フワリンは新鮮な肉が手に入ると知って「へっぷー!」と大喜びだ。
「いいね、新鮮な魔物肉が手に入ればトットたちもキメラ化できるかもしれないし!」
使い魔のキメラ化は魔法使いの夢だ。魔物肉を食べることで使える魔法が増えるかもしれないのだ、姿は変わってしまうかもしれないが、それが魔法使いにとって一種のステータスになる。
「じゃあハンター協会に登録しなきゃね。学校の許可がおりれば試験はいらないんだよね」
狩りをするにはハンター協会への登録が義務づけられている。学校が認めた魔法使いは試験なしで登録できるが、通常の場合は試験を突破しないと狩りにはいけない。最低限弱い魔物と戦えないと、森ではすぐ死ぬからという理由らしい。
「私は七つの時に特例で単身討伐の許可をもらえたから、私が一緒なら問題なくグループ討伐申請は通ると思うぞ」
さすがモニークだ。幼い頃からその体質のおかげで戦闘訓練を受けてきただけのことはある。実はこの魔法学校ではモニークの戦うところを見たことが無いのだけど、きっととても強いのだと思う。
「じゃあ、アスター先生に聞いてこよう!」
ごちそうさまをすると、料理に使った物をフワリンの口の中に入れた。帰ったら洗い物だなと思っていると、なぜかフワリンの口から綺麗になった調理器具が出てくる。どうやら口の中で魔法を掛け合わせて洗い物ができるようになったようだ。一日に二回も新技を披露するのは、キャンディの好奇心が止まらなくなるから困る。

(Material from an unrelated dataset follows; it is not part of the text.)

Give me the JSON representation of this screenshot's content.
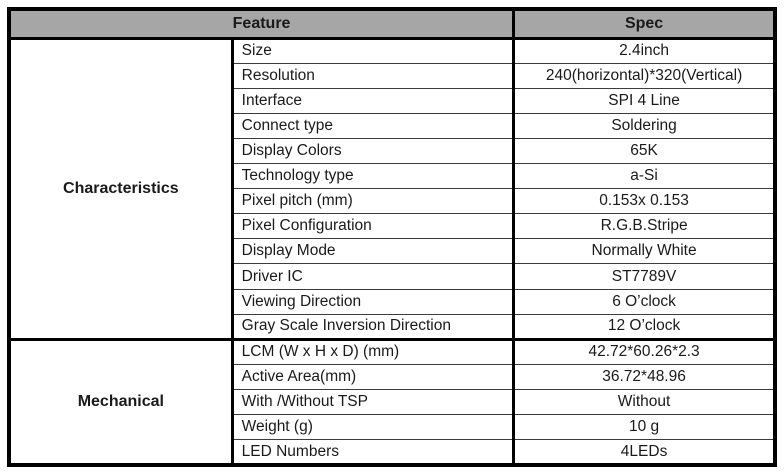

フワリンを質問攻めにしようとするキャンディを引きずって職員室に向かうと、アスター先生はちょうど昼食を食べ終わったところだったようだ。使い魔のコウモリが昆虫を口に運んでいて少しぞわっとした。うちのグループに昆虫食の使い魔はいないからな。
「おう、どうした。お前ら」
「今週末狩りに行きたいので、グループでハンター協会に登録する許可が欲しくて」
「お前らなら問題ないだろう。ランクによる狩場の決まりごとは守れよ……ハンター経験は卒業して従軍するときに役に立つ。軍に入ったら、相手にするのは強力なキメラ化した魔物だからな。学校としても、従軍前に経験をつんでくれるのはありがたい。即戦力になるからな」
そう言うとさらさらと許可証にサインしてくれた。私たちはその紙を見て驚く。
「いきなりDランクの許可でいいんですか?」
ハンター教会の最低ランクはEランクだ。それなのにDランクの許可とはどういうことなのか。先生は遠い目でふよふよ浮かぶフワリンを見た。
「こいつがいるからな……Eランク用の狩場だけでは狭すぎるだろう。狩りつくされると生態系が乱れる」
そうか通常のハンターでは持ち帰れる量に限界があるからそんなに狩らないけど、フワリンがいたらいくらでも持ち運べてしまう。……そりゃあ心配もするだろう。
「……セーブしながら狩ります」
そう言うしかなかった。先生は「くれぐれも協会からクレームのくる事態にはならないように」と言うと次の授業の準備を始めた。
「Dランクだとセーフゾーンが使えるな。三連休無駄なく狩りができるぞ」
モニークが言うように森の中にはいくつかのセーフゾーンがある。それは弱い魔物が入り込めない結界魔法が張られた場所だ。魔物の中には入りこめるものもいるから見張りは必要だけど、そこで寝泊まりできる。
森の中は区画分けされていて、ランクごとに入場可能箇所が異なるので割と安全だ。とくに低ランクの狩場は上位ランク者によって厳密に決められている。迂闊に強い魔物に出会って死なないように考えられているのだ。
フワリンは「へぷー!へぷー!」と鳴いて嬉しそうだ。「肉ー!肉ー!」と頭に流れ込んでくるのできっとおいしい肉料理を教えてくれるだろう。
体調不良で更新が遅くなって申し訳ありませんでした。